Neste
cinepoema, a poesia vive uma odisseia no espaço. “Selva
Selvaggia” não
é o título de mais um livro de poesias, mas sim o nome de
um cine-poema. O roteirista e diretor extraiu o argumento desta edição de fatos
vivenciados por ele mesmo no eixo Minas-Bahia-Rio, entre 1962-1975, e de
“outros lidos, vistos, consumidos – pelo telstar, pela tv, pelo cinematógrafo”.
Para Glauber Rocha, um filme não é arquitetura de efeitos, mas expressão visual de
problemas. Talvez esteja nestas palavras de Glauber a explicação para a
proposta poética de Ronaldo, que sem dúvida alguma suou e sofreu para compor
seu poema – “na rua, na cama, no teclado da máquina, subitamente dentro de um
cinema”. Com uma primeira montagem de “Selva Selvaggia” (com 66 takes de certa forma mantidos ou
reestruturados nesta montagem atual), o autor foi premiado em 1970 pela União Brasileira de Escritores.
Teve outras premiações – na primeira promoção de poesia na Guanabara, no primeiro e segundo festival de poesia de Pirapora (neste último recebeu o prêmio “Carlos Drummond de Andrade”). Ronaldo Werneck é um poeta “amadurecido” em barris de carvalho. Seu poema é uma dose dupla de batida de limão misturada com muitos copos de cerveja, duas vodcas e vários uísques.
A quem brinda? A Oswald de Andrade,
Fellini, Mallarmé, Jorge de Lima, Mário Faustino, João Cabral, Maiakóvski,
Camões, e.e. cummings e muitos outros. O que brinda o poeta? A palavra e o
homem. Em “Selva
Selvaggia”,
o leitor-espectador encontrará
dez sequências, e a primeira
abre a cena com o poeta refletindo sobre seu ofício: procurando estruturar os elementos necessários para a cine-viagem, através das palavras, imagens, espaços em
branco.
Vejamos o poema “Três haicais à la
carte”: 1) os brancos impressos/ entre as letras são tetas/ leite submerso. 2)

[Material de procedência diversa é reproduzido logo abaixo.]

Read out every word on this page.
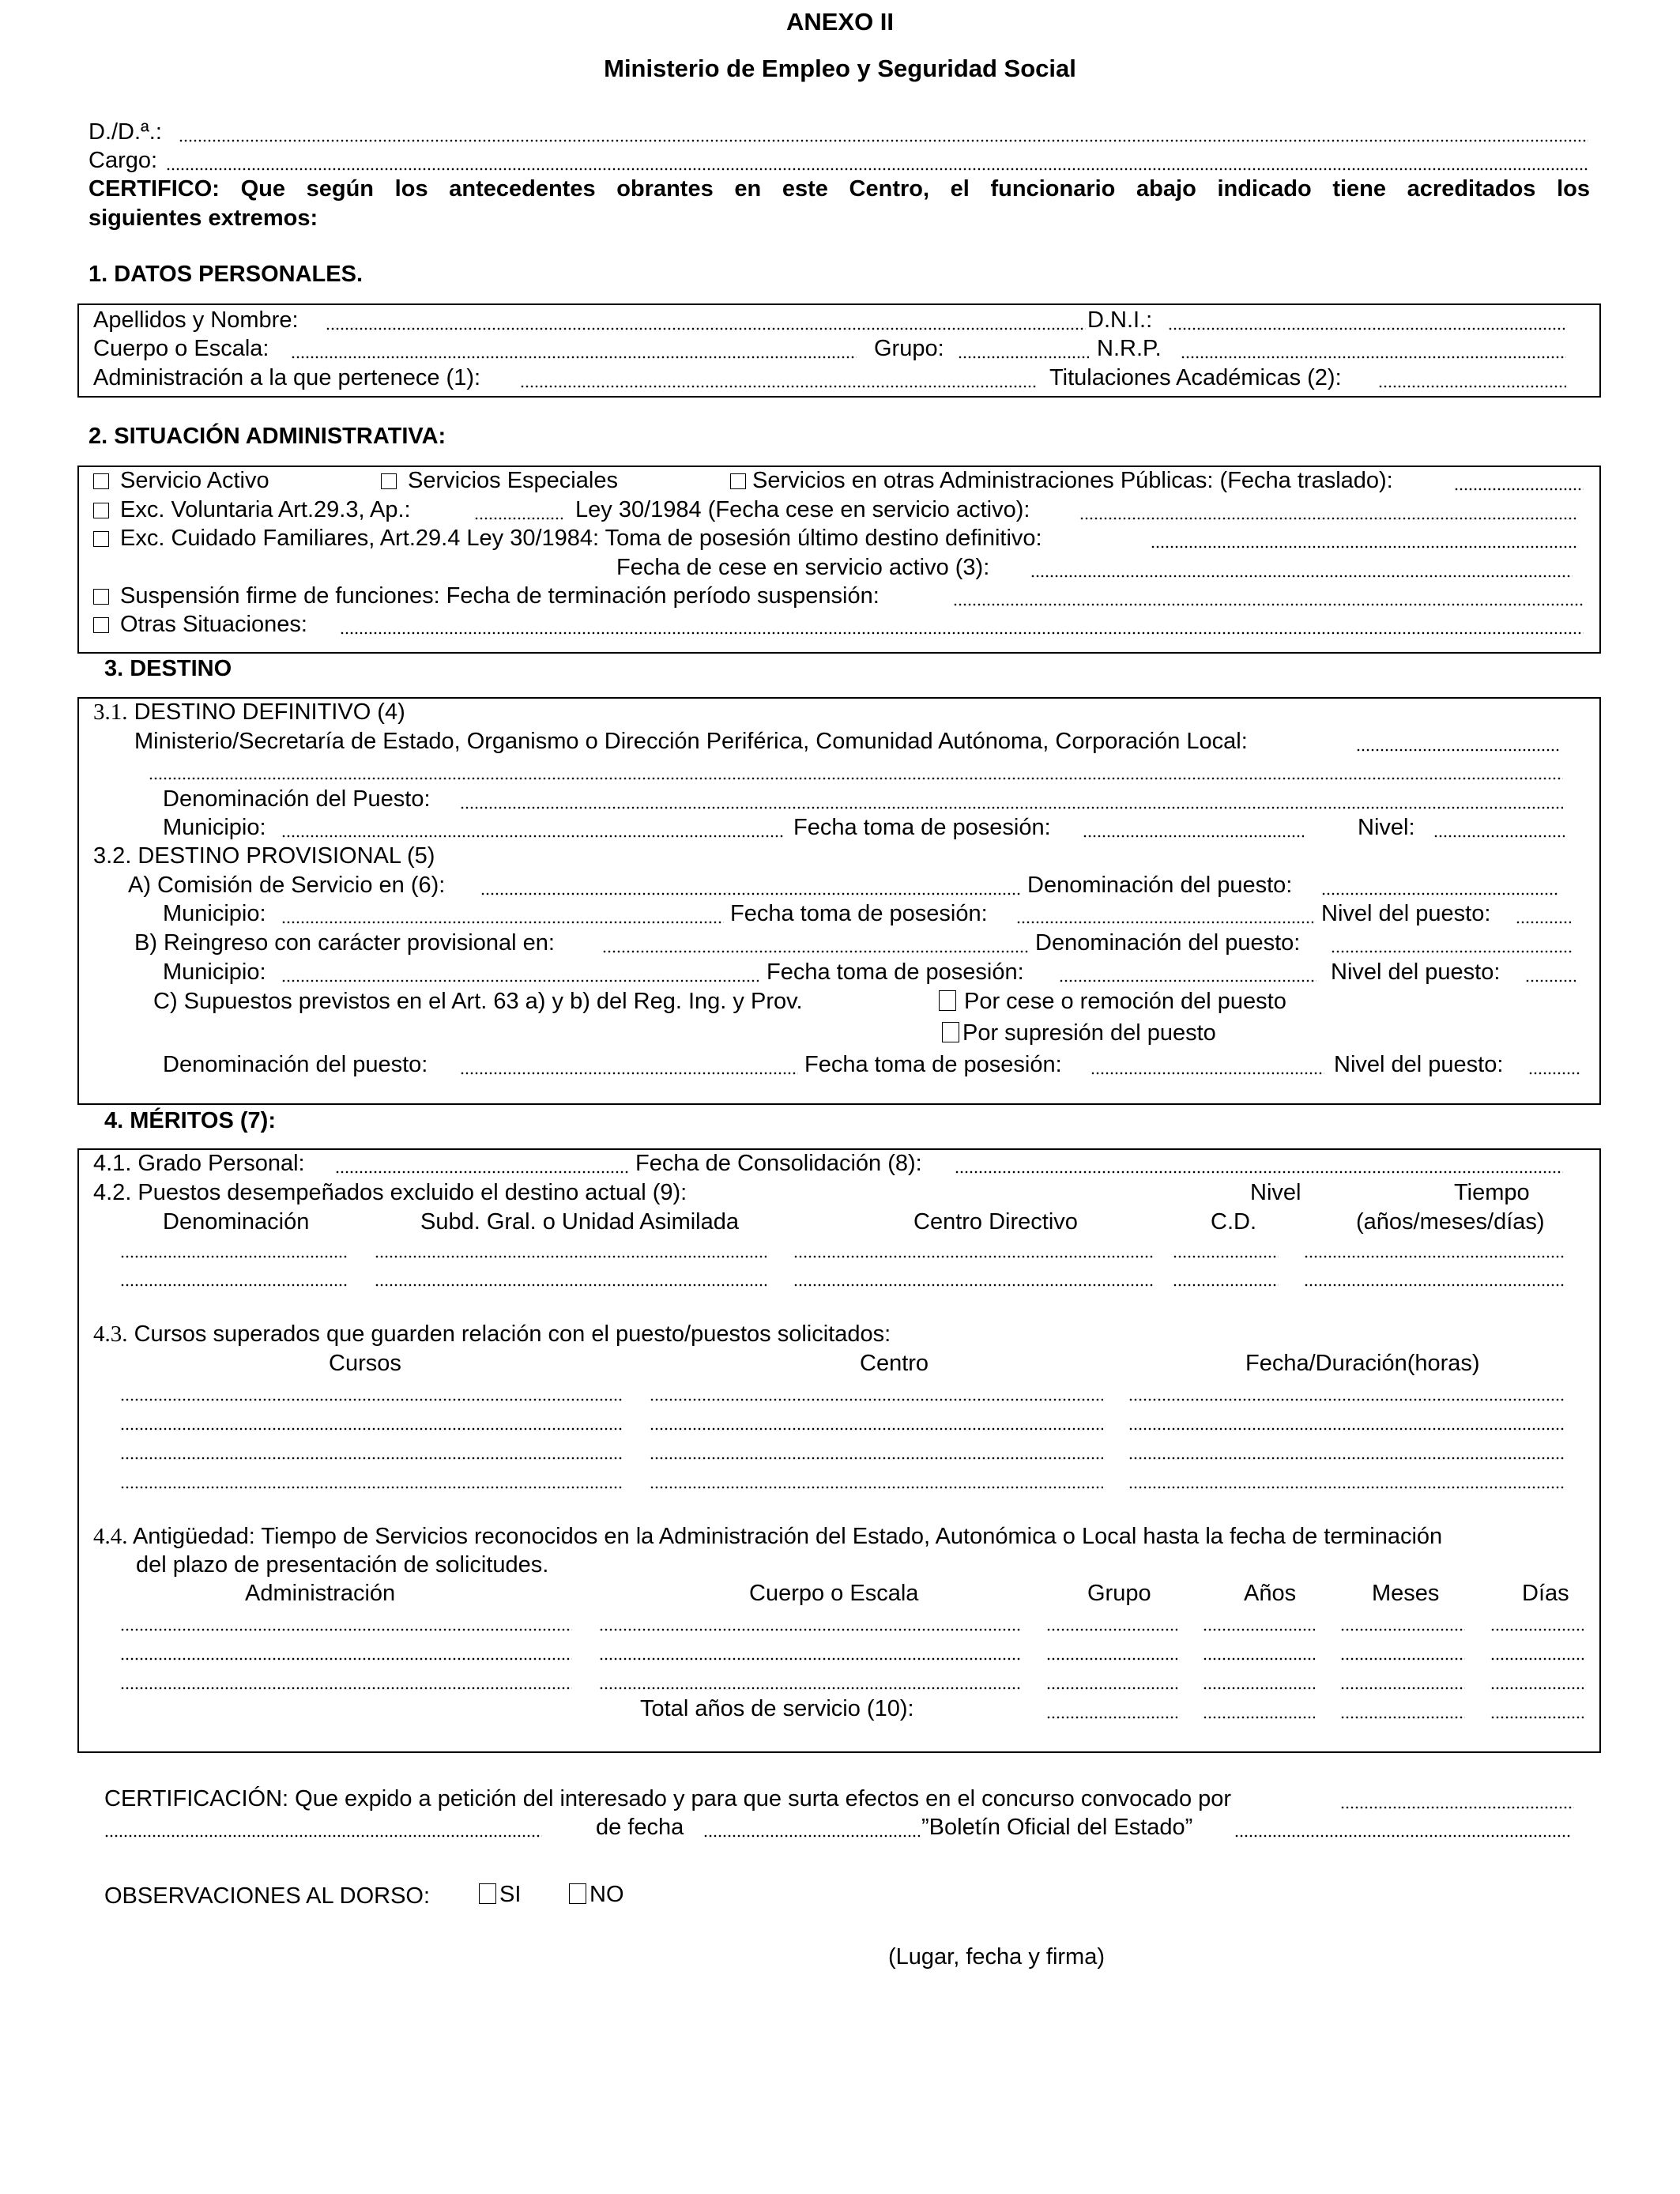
ANEXO II
Ministerio de Empleo y Seguridad Social
D./D.ª.:
Cargo:
CERTIFICO: Que según los antecedentes obrantes en este Centro, el funcionario abajo indicado tiene acreditados los
siguientes extremos:
1. DATOS PERSONALES.
Apellidos y Nombre:	D.N.I.:
Cuerpo o Escala:	Grupo:	N.R.P.
Administración a la que pertenece (1):	Titulaciones Académicas (2):
2. SITUACIÓN ADMINISTRATIVA:
Servicio Activo	Servicios Especiales	Servicios en otras Administraciones Públicas: (Fecha traslado):
Exc. Voluntaria Art.29.3, Ap.:	Ley 30/1984 (Fecha cese en servicio activo):
Exc. Cuidado Familiares, Art.29.4 Ley 30/1984: Toma de posesión último destino definitivo:
Fecha de cese en servicio activo (3):
Suspensión firme de funciones: Fecha de terminación período suspensión:
Otras Situaciones:
3. DESTINO
3.1. DESTINO DEFINITIVO (4)
Ministerio/Secretaría de Estado, Organismo o Dirección Periférica, Comunidad Autónoma, Corporación Local:
Denominación del Puesto:
Municipio:	Fecha toma de posesión:	Nivel:
3.2. DESTINO PROVISIONAL (5)
A) Comisión de Servicio en (6):	Denominación del puesto:
Municipio:	Fecha toma de posesión:	Nivel del puesto:
B) Reingreso con carácter provisional en:	Denominación del puesto:
Municipio:	Fecha toma de posesión:	Nivel del puesto:
C) Supuestos previstos en el Art. 63 a) y b) del Reg. Ing. y Prov.	Por cese o remoción del puesto
Por supresión del puesto
Denominación del puesto:	Fecha toma de posesión:	Nivel del puesto:
4. MÉRITOS (7):
4.1. Grado Personal:	Fecha de Consolidación (8):
4.2. Puestos desempeñados excluido el destino actual (9):	Nivel	Tiempo
Denominación	Subd. Gral. o Unidad Asimilada	Centro Directivo	C.D.	(años/meses/días)
4.3. Cursos superados que guarden relación con el puesto/puestos solicitados:
Cursos	Centro	Fecha/Duración(horas)
4.4. Antigüedad: Tiempo de Servicios reconocidos en la Administración del Estado, Autonómica o Local hasta la fecha de terminación
del plazo de presentación de solicitudes.
Administración	Cuerpo o Escala	Grupo	Años	Meses	Días
Total años de servicio (10):
CERTIFICACIÓN: Que expido a petición del interesado y para que surta efectos en el concurso convocado por
de fecha	”Boletín Oficial del Estado”
OBSERVACIONES AL DORSO:	SI	NO
(Lugar, fecha y firma)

pedra sal e sonho/ apreender com o corpo/ sol cotidiano. 3) do amor não a/
prendeu a tonalidade/ar e amar´elo”.
Notam-se influências joycenas – pelas
associações sonoras – e de cummings – pela desintegração das palavras. Infelizmente não posso reproduzir aqui os melhores
exemplos de total libertação,
como acontece nos poemas “Telstar”, “2001 – o espaço poético”, “Canção
da espera”, “Réu´p”, Full-time”, “Pranto-socorro” e outros em que as palavras
se agrupam coerentemente e se estruturam formando mosaicos visuais e fragmentos
sonoros.
O poeta encerra a sequência cinco com o
poema-processo “Pop/lar” – um poema eletrodoméstico social, em que aparece uma página de jornal
anunciando uma liquidação de geladeiras, aparelhos de tv, liquidificadores,
fogões, bicicletas, enceradeiras. Na mesma página, a notícia – “O mundo é macio
e perigoso” – é o título do poema-texto, que tem como ilustrações fotografias
de pessoas rindo e correndo de felicidade. Neste poema-texto Ronaldo mostra em
versos como vê a realidade social deste mundo macio e perigoso. – “Uma canção
de espera/ uma canção de esperança/ ancião/ ânsia/ canção/ anunciação/
retribuição/ risos/ grunhidos/ febre/ vômito/ de esperança/ é o mundo/ que te
anuncio”.
Num total de 86 poemas, “Selva Selvaggia” é um desabafo de seu autor, refletido em uma boa dose
de sentimentalismo poético,
misturado com muita poesia concreta e alguns poemas-processo.
Affonso Romano de Santana
Revista Veja, São
Paulo, maio de 1976
4 comentários:
Ronaldo nos convida a ver.
Que espetáculo!!!
Só del Poeta Affonso Romano de Santana podiam brotar tão acertados conceitos. Parabéms!!
Quando o crítico casa com o poeta como no caso de Affonso Romano as palavras brotam em perfeita síntese de sons e cores, significados e sentimentos. Parabéns Ronaldo Werneck por ter inspirado e nos ter propiciado esta dádiva.